The movie was heartfelt and touching as viewers indulge into Auggie’s story.

From dealing with bullies, making new friends, and encountering the many wonders of the fifth grade, Auggie and his family are sure to pull some heartstrings.

The movie has different parts to tell the story from different characters’ points of view. This is an interesting way to tell the story because it allows viewers to feel like they understand how each of the characters feel — not just Auggie himself.

Auggie brings together friends, families, and even previous enemies in ways other students wouldn’t have had the courage to do.

Crying, laughing, and an array of emotions are part of this movie, according to junior Ashley Harroun.

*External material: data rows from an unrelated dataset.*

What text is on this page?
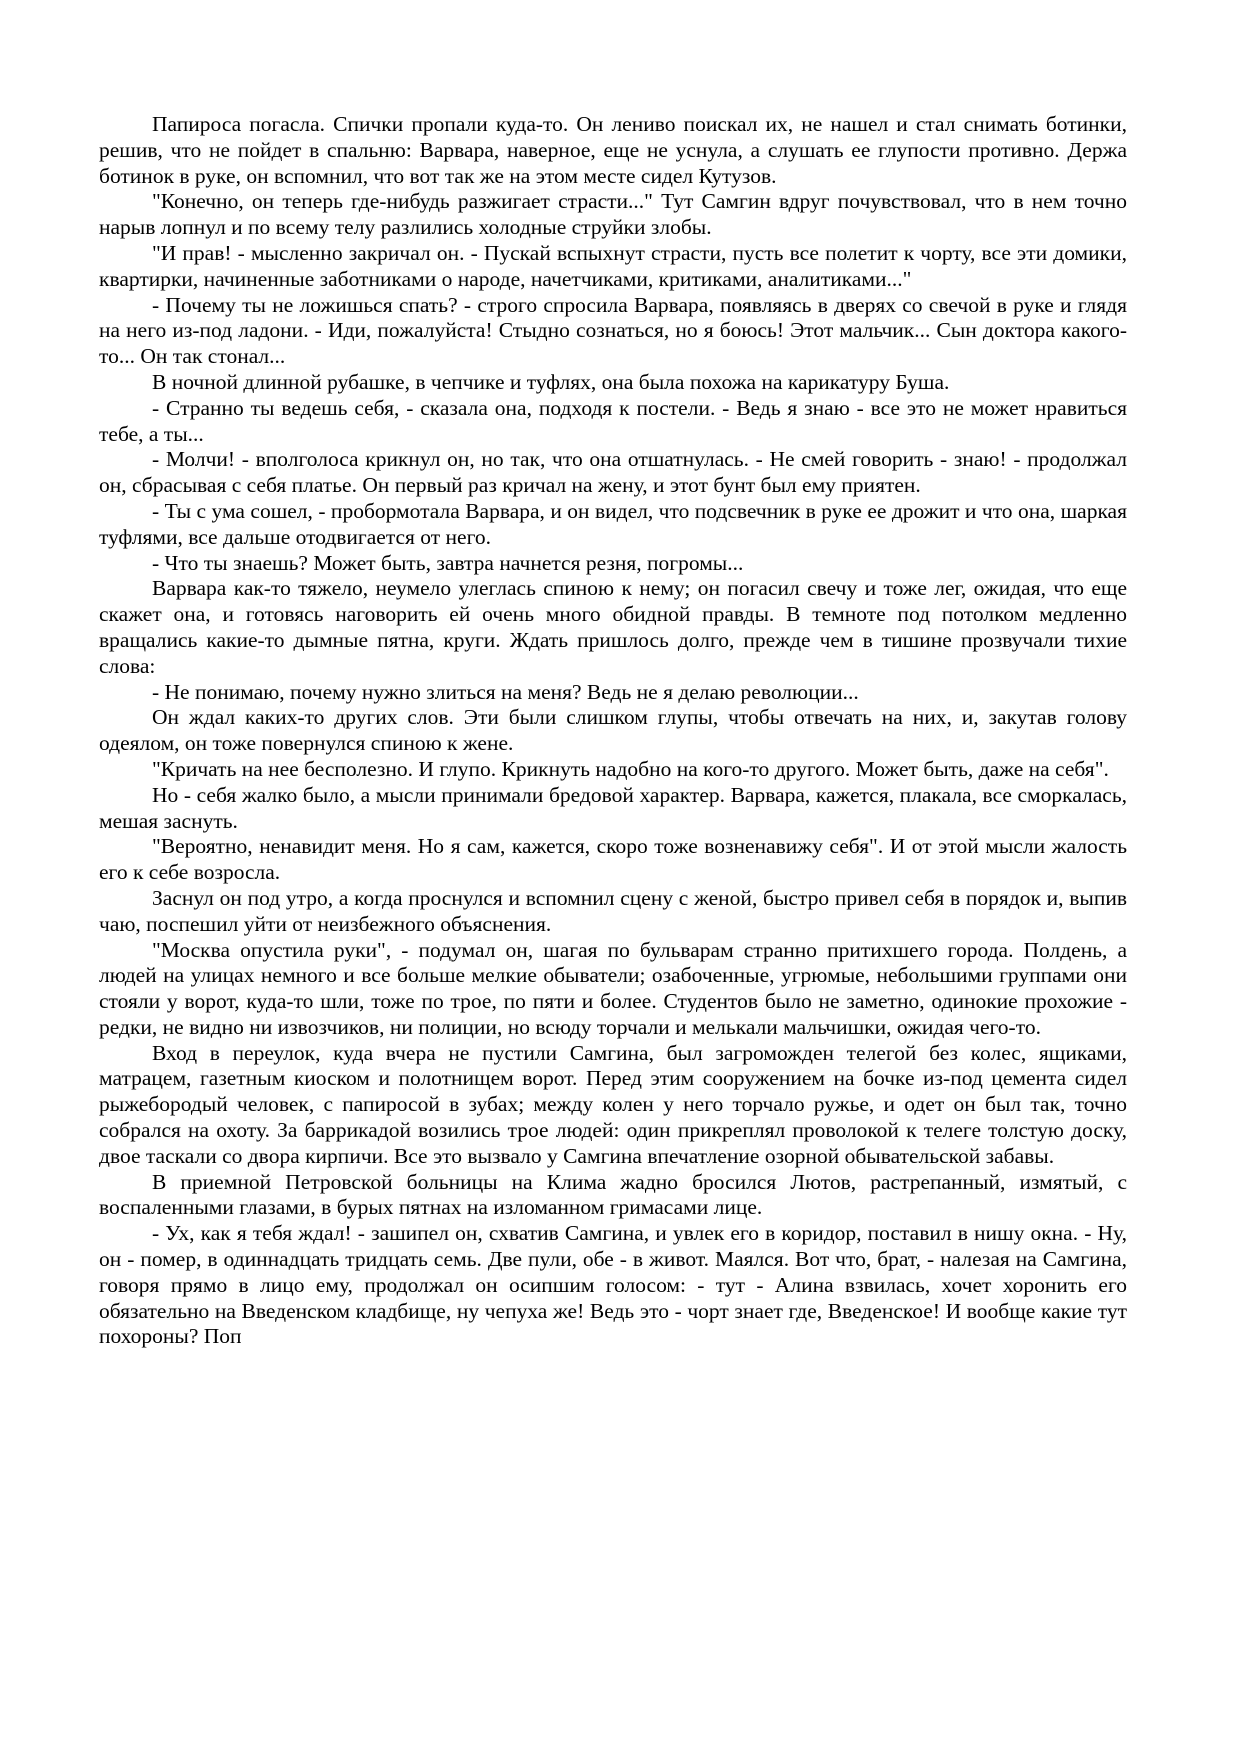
Папироса погасла. Спички пропали куда-то. Он лениво поискал их, не нашел и стал снимать ботинки, решив, что не пойдет в спальню: Варвара, наверное, еще не уснула, а слушать ее глупости противно. Держа ботинок в руке, он вспомнил, что вот так же на этом месте сидел Кутузов.

"Конечно, он теперь где-нибудь разжигает страсти..." Тут Самгин вдруг почувствовал, что в нем точно нарыв лопнул и по всему телу разлились холодные струйки злобы.

"И прав! - мысленно закричал он. - Пускай вспыхнут страсти, пусть все полетит к чорту, все эти домики, квартирки, начиненные заботниками о народе, начетчиками, критиками, аналитиками..."

- Почему ты не ложишься спать? - строго спросила Варвара, появляясь в дверях со свечой в руке и глядя на него из-под ладони. - Иди, пожалуйста! Стыдно сознаться, но я боюсь! Этот мальчик... Сын доктора какого-то... Он так стонал...

В ночной длинной рубашке, в чепчике и туфлях, она была похожа на карикатуру Буша.

- Странно ты ведешь себя, - сказала она, подходя к постели. - Ведь я знаю - все это не может нравиться тебе, а ты...

- Молчи! - вполголоса крикнул он, но так, что она отшатнулась. - Не смей говорить - знаю! - продолжал он, сбрасывая с себя платье. Он первый раз кричал на жену, и этот бунт был ему приятен.

- Ты с ума сошел, - пробормотала Варвара, и он видел, что подсвечник в руке ее дрожит и что она, шаркая туфлями, все дальше отодвигается от него.

- Что ты знаешь? Может быть, завтра начнется резня, погромы...

Варвара как-то тяжело, неумело улеглась спиною к нему; он погасил свечу и тоже лег, ожидая, что еще скажет она, и готовясь наговорить ей очень много обидной правды. В темноте под потолком медленно вращались какие-то дымные пятна, круги. Ждать пришлось долго, прежде чем в тишине прозвучали тихие слова:

- Не понимаю, почему нужно злиться на меня? Ведь не я делаю революции...

Он ждал каких-то других слов. Эти были слишком глупы, чтобы отвечать на них, и, закутав голову одеялом, он тоже повернулся спиною к жене.

"Кричать на нее бесполезно. И глупо. Крикнуть надобно на кого-то другого. Может быть, даже на себя".

Но - себя жалко было, а мысли принимали бредовой характер. Варвара, кажется, плакала, все сморкалась, мешая заснуть.

"Вероятно, ненавидит меня. Но я сам, кажется, скоро тоже возненавижу себя". И от этой мысли жалость его к себе возросла.

Заснул он под утро, а когда проснулся и вспомнил сцену с женой, быстро привел себя в порядок и, выпив чаю, поспешил уйти от неизбежного объяснения.

"Москва опустила руки", - подумал он, шагая по бульварам странно притихшего города. Полдень, а людей на улицах немного и все больше мелкие обыватели; озабоченные, угрюмые, небольшими группами они стояли у ворот, куда-то шли, тоже по трое, по пяти и более. Студентов было не заметно, одинокие прохожие - редки, не видно ни извозчиков, ни полиции, но всюду торчали и мелькали мальчишки, ожидая чего-то.

Вход в переулок, куда вчера не пустили Самгина, был загроможден телегой без колес, ящиками, матрацем, газетным киоском и полотнищем ворот. Перед этим сооружением на бочке из-под цемента сидел рыжебородый человек, с папиросой в зубах; между колен у него торчало ружье, и одет он был так, точно собрался на охоту. За баррикадой возились трое людей: один прикреплял проволокой к телеге толстую доску, двое таскали со двора кирпичи. Все это вызвало у Самгина впечатление озорной обывательской забавы.

В приемной Петровской больницы на Клима жадно бросился Лютов, растрепанный, измятый, с воспаленными глазами, в бурых пятнах на изломанном гримасами лице.

- Ух, как я тебя ждал! - зашипел он, схватив Самгина, и увлек его в коридор, поставил в нишу окна. - Ну, он - помер, в одиннадцать тридцать семь. Две пули, обе - в живот. Маялся. Вот что, брат, - налезая на Самгина, говоря прямо в лицо ему, продолжал он осипшим голосом: - тут - Алина взвилась, хочет хоронить его обязательно на Введенском кладбище, ну чепуха же! Ведь это - чорт знает где, Введенское! И вообще какие тут похороны? Поп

“‘Wonder’ made me cry with so many different emotions,” Harroun said. “I cried because I was incredibly happy, and I cried because I was terribly sad. This movie makes you feel so many different things.

“Definitely a movie I would recommend to everyone, especially kids. Go see this movie because it really shows how bullying impacts others and how looks shouldn’t matter.”

“Wonder” embraces the concept of not judging a book by the cover. Every character was so much more than what viewers originally thought. After each chapter in the movie, all of the characters left a new emotion.

Sophomore Jillian Locke also saw “Wonder.”

She was impressed by the film and touched by the memories it brought back to her.

“‘Wonder,’ I thought, was amazing. I would go see it again if I could,” Locke said. “When I was in fifth grade it was mandatory for all the teachers to read the book to us and going to see that movie kind of brought me back to fifth grade.

“The movie I thought was beautiful and very real at the same time by deeply showing (the effects of) bullying or cruelty to people. I think it (accurately) shows this set of standards of social expectation that if you don’t meet that level you’re not accepted — whether it be a disease, or something as small as being friends with someone.”

Locke also said the movie shows how bullying is a problem in schools.

“All in all I can say that I cried way too much, but it’s because it’s real and it’s sad, very sad actually,” Locke said. “I think everyone should see it. It might change some people’s hearts.”